Então eu disse:”Não está vendo que não está adiantando?” No meu desespero, comecei a instruir a médica. “Por favor, faça uma traqueostomia.” Tentaram me tirar de lá. Eu gritei: “De perto do meu filho ninguém me tira”.

Chamaram o anestesista para entubá-lo. Mais uns 10 minutos se passaram. Quando os outros médicos chegaram, algo me dizia que não tinha mais jeito. Nunca vou esquecer do meu filho com aqueles olhos sem expressão.

A CHEGADA DO PAI

Cheguei ao hospital por volta das 6h30. Tentavam reanimar o Marcelo. Após uns 15 minutos, estava claro que era irreversível. Assistimos nosso filho morrer em decorrência de uma crise de asma no maior hospital privado da capital do país por negligência, imperícia e imprudência.

Temos convicção de que algo muito errado aconteceu. Marcelo não tinha doença grave. Sua asma era moderada. Era uma criança normal.

PERGUNTAS MATERNAS

A médica simplesmente disse: “O Marcelo não resistiu”. Deixou a UTI sem explicar nada. O hospital nos deve várias respostas até hoje.

Por que não entubaram logo? Por que deram medicamentos que só poderiam ser dados após a entubação?

Apresentar o caso publicamente é um gesto de amor a ele, para que outros Marcelos não sejam vítimas.

CERTEZAS PATERNAS

A sucessão de erros não é acaso ou azar. É fruto de uma indústria da morte, onde seres humanos são tratados como coisa. É resultado da ganância. O hospital descumpriu uma série de normas.

A única plantonista da UTI pediátrica, depois de 23 horas de trabalho, pois vinha de 12 horas de plantão em outro hospital, foi fazer um parto. Ela justificou a demora por ter ido trocar de roupa.

REAÇÃO MATERNAL

Em meio à dor, ainda temos que reagir às mentiras. O hospital divulgou notas dizendo que Marcelo era portador de asma grave e que havia um outro médico na UTI.
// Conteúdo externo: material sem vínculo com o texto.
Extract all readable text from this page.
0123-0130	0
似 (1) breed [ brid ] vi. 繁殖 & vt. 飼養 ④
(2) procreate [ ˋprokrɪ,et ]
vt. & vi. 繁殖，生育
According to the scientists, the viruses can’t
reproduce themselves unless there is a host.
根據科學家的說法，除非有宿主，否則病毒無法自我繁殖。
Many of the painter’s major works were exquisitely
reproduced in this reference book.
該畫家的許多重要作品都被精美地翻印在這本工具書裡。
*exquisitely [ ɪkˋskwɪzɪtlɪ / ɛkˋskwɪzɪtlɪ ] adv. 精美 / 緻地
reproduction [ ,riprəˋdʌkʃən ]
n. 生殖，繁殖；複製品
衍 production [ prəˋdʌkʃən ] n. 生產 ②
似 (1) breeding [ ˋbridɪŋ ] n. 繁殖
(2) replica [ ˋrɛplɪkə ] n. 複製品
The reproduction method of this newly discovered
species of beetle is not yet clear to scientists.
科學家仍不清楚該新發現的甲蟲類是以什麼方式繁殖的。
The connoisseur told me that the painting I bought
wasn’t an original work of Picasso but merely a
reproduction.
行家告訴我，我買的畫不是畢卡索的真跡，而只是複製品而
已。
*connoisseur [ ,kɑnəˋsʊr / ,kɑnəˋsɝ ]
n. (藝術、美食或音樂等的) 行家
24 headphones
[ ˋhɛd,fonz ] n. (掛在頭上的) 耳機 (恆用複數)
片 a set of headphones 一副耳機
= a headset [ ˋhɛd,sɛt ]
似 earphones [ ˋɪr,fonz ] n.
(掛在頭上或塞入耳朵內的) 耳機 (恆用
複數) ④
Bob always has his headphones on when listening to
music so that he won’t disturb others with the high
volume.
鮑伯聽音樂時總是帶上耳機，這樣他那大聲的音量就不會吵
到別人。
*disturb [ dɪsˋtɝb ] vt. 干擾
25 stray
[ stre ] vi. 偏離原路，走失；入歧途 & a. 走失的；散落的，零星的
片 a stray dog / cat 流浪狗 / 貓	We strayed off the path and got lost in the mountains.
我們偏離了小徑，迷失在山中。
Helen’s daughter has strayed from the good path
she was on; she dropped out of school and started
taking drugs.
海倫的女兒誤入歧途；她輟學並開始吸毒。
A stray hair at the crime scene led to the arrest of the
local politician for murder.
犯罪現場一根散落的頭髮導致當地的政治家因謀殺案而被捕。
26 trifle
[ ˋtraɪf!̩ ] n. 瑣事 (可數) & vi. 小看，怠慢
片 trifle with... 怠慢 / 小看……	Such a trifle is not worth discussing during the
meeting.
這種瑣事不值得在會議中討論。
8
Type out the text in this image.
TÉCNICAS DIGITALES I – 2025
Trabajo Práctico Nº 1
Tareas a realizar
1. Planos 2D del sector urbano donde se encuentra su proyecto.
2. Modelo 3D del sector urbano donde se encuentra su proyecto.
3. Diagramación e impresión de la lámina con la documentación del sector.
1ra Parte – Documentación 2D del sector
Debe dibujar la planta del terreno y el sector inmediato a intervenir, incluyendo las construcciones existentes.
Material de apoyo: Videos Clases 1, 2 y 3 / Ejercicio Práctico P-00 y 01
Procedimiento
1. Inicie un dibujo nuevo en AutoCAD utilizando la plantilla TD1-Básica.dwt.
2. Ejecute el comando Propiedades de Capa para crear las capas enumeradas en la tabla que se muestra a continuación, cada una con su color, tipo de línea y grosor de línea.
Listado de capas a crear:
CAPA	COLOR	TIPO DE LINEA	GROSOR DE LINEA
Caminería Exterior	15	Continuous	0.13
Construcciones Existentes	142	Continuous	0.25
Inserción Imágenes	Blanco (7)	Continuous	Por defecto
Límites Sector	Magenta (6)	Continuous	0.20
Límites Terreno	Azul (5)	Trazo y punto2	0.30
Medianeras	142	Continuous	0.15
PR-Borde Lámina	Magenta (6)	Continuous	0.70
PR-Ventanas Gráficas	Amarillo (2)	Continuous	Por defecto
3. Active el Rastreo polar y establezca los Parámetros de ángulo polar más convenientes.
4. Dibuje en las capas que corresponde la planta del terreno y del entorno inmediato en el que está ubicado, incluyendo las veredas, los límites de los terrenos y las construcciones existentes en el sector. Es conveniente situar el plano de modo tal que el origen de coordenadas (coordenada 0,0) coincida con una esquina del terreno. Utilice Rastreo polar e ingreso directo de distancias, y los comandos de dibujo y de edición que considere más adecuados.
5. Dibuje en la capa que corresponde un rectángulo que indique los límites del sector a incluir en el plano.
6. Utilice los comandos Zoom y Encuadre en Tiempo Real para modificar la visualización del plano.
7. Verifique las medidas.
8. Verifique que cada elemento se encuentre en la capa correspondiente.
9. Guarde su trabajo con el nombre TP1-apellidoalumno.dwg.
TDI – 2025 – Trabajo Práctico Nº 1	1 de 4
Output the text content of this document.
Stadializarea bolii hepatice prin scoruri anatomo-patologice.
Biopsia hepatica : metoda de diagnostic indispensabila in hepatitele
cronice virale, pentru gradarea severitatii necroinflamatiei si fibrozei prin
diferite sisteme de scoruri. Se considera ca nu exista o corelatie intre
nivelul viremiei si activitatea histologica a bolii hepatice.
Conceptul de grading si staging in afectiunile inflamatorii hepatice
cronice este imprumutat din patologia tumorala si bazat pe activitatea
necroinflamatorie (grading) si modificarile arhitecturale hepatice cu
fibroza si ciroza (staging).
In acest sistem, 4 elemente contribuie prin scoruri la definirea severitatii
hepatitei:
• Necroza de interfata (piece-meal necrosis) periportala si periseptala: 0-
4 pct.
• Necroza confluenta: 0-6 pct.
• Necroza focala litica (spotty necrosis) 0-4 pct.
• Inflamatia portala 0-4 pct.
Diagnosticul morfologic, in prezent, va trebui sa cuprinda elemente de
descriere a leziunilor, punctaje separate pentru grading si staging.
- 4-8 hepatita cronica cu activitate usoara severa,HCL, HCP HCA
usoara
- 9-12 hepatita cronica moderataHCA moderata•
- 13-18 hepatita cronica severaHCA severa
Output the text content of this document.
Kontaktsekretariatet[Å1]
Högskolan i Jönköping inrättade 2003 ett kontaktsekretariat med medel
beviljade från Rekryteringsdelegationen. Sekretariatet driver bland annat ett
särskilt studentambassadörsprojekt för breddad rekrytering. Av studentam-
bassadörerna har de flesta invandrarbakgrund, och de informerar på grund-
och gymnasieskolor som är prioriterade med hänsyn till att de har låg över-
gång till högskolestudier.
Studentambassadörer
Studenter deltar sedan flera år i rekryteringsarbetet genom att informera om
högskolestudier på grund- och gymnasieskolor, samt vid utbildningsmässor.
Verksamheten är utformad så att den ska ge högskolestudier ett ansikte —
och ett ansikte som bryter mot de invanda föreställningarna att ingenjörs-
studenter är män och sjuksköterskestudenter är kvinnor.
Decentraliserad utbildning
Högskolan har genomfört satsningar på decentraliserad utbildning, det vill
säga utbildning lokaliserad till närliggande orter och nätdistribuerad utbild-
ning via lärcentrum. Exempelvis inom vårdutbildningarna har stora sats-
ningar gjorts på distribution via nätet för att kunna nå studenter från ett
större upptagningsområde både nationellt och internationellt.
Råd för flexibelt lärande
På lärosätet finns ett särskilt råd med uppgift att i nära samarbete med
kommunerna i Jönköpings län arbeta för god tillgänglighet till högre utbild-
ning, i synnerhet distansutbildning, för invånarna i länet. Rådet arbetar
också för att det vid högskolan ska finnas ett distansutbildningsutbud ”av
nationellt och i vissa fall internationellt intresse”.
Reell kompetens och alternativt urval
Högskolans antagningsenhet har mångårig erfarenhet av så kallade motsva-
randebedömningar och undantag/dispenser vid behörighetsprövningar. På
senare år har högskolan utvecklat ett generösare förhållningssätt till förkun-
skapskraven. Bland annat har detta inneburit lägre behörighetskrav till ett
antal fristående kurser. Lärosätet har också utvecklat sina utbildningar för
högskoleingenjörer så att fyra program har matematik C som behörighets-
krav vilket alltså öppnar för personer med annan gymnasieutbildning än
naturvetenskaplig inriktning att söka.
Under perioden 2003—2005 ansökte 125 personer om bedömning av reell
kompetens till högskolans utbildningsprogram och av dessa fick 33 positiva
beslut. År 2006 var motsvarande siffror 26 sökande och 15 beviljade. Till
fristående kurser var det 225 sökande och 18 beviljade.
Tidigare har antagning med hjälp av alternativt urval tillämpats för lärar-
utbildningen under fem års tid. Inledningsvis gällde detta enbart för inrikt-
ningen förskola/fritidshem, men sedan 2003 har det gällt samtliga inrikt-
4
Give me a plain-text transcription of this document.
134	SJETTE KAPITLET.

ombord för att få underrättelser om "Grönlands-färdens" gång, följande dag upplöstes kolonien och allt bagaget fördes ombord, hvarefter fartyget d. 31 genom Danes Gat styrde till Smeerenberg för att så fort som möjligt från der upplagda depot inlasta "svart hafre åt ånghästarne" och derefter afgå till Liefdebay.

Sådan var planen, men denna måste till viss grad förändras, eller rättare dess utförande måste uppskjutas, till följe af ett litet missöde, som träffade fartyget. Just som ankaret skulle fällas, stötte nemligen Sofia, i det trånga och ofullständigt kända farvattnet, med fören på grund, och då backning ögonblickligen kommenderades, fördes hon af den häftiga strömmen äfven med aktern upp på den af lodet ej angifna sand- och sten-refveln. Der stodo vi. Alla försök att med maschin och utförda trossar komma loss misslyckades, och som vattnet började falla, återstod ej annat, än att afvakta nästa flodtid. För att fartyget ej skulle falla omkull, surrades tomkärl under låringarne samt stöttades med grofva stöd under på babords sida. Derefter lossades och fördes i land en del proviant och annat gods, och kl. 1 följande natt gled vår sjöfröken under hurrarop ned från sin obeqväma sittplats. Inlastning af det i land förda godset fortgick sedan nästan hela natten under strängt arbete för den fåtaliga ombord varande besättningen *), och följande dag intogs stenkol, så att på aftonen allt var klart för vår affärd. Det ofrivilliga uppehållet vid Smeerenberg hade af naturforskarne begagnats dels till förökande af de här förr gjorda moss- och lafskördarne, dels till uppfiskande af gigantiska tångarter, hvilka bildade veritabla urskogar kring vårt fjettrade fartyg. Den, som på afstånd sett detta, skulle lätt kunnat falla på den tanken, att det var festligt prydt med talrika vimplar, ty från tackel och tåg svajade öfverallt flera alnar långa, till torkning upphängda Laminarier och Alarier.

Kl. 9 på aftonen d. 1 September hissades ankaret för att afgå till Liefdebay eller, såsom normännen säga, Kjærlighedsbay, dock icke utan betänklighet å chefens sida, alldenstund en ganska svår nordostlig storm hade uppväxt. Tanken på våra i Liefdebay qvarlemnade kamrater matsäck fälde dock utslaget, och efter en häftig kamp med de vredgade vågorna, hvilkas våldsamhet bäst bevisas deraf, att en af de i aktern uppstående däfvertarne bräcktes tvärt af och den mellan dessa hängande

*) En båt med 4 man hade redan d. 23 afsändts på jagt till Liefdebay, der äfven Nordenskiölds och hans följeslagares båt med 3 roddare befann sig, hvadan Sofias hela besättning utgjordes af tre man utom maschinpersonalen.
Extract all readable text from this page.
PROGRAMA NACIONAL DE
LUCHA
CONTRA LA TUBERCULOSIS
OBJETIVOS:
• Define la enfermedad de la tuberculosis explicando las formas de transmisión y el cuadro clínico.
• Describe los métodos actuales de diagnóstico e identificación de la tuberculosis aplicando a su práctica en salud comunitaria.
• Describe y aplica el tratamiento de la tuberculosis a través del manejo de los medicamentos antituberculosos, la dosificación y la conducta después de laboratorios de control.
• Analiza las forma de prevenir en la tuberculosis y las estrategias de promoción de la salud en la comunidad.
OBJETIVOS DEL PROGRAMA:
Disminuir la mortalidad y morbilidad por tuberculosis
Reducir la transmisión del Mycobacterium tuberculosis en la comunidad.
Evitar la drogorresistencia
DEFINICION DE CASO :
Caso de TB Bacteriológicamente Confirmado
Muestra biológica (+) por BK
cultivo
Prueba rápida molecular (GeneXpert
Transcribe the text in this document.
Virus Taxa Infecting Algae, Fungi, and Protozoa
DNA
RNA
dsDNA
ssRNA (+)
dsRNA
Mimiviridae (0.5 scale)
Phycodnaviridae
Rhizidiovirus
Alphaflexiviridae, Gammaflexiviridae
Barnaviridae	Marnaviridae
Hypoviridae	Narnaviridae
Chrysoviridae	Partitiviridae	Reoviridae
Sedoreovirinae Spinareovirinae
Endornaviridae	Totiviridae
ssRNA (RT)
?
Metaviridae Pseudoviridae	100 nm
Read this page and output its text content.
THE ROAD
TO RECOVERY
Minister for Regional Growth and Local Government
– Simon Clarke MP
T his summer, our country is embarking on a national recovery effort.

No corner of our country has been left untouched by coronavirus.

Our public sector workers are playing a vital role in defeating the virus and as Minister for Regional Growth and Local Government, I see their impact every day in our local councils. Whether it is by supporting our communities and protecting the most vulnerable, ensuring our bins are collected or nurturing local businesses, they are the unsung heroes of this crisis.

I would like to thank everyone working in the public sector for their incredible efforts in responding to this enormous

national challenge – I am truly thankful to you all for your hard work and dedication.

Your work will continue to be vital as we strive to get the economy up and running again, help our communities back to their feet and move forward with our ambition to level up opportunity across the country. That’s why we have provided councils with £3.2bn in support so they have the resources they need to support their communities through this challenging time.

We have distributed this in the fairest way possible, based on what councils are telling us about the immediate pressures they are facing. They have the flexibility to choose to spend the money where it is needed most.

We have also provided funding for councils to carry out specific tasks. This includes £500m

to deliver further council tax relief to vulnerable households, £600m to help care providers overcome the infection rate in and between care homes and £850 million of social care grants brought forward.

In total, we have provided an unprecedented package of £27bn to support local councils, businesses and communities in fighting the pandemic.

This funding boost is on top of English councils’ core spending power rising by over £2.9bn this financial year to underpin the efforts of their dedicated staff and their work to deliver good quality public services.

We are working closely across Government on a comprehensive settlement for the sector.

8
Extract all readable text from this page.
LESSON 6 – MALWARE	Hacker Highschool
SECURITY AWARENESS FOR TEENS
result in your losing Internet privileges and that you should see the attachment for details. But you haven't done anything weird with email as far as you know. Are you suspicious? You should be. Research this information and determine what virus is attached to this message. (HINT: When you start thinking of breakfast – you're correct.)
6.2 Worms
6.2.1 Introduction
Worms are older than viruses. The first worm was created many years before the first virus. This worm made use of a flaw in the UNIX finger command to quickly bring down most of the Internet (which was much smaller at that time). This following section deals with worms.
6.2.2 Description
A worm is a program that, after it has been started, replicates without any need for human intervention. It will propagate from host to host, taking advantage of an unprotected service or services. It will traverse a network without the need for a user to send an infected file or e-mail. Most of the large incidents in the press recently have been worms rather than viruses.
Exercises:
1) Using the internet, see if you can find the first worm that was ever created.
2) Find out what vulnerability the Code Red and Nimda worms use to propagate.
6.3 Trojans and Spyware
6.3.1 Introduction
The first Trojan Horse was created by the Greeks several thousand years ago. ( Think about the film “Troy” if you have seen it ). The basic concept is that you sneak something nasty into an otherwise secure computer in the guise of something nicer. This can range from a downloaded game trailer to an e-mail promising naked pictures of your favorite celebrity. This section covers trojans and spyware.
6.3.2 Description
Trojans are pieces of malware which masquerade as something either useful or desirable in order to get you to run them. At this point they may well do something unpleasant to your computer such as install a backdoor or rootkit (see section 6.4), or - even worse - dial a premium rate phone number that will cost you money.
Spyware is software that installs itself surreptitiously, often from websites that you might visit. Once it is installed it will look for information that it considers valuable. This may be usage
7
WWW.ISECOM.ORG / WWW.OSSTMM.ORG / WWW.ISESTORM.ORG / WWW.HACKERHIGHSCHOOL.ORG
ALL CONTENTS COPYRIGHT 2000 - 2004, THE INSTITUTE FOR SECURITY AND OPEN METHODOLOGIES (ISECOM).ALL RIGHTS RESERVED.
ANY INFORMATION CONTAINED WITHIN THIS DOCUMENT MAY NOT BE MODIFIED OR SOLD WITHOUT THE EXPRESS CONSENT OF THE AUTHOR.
A perversidade é tão grande que em momento nenhum procuraram a gente. Como pode uma criança de 13 anos morrer de asma numa UTI?

PAI VAI À LUTA

Hoje, tenho um mantra que que me tira da cama: transformar o luto em luta. O fato de ser político e de estar no governo não deve me impedir de atuar. Se uma pessoa como eu, que tem a possibilidade de ser ouvido, não fizer as denúncias, o que isso sinaliza para a sociedade?

Tomamos uma série de medidas relativas ao caso do Marcelo, ao hospital e ao sistema de saúde como um todo. Fizemos representações junto à Anvisa e ao CRM.

No Congresso, estamos discutindo mudanças na lei para dar mais direitos ao paciente. Líderes de todos os partidos foram ao enterro. Uma rede que pode servir para a melhora da saúde no país.

MÃE SEM FILHO

Foi muito duro o primeiro aniversário do meu filho, em 18 de março, sem ele. Depois, a Páscoa. O cordeiro imolado, infelizmente, foi o nosso filho. Virá o Dia das Mães.

Procuramos não nos fechar em nossa dor. Tem o Vinícius, nosso outro filho, de 17 anos. Tem os amigos do Marcelo, que lembram dele no Twitter.

PAI SEM FILHO

O último “tuite” do Marcelo foi “Não sei porque”, um dia antes de morrer. No domingo, fizemos um longo passeio de bicicleta por Brasília, somente eu e ele.

Ainda estamos lá, em 14 de fevereiro. É uma dor que não tem começo nem fim. É a presença permanente da ausência: o quarto vazio, a falta da voz, dos abraços…

Muita gente diz que ele está vivo na nossa lembrança. Mas a lembrança tem uma perversidade: é congelada. Os amigos do Marcelo vão crescer, entrar na universidade, casar. O nosso filho vai ser sempre criança. É a negação do futuro, da razão de existir.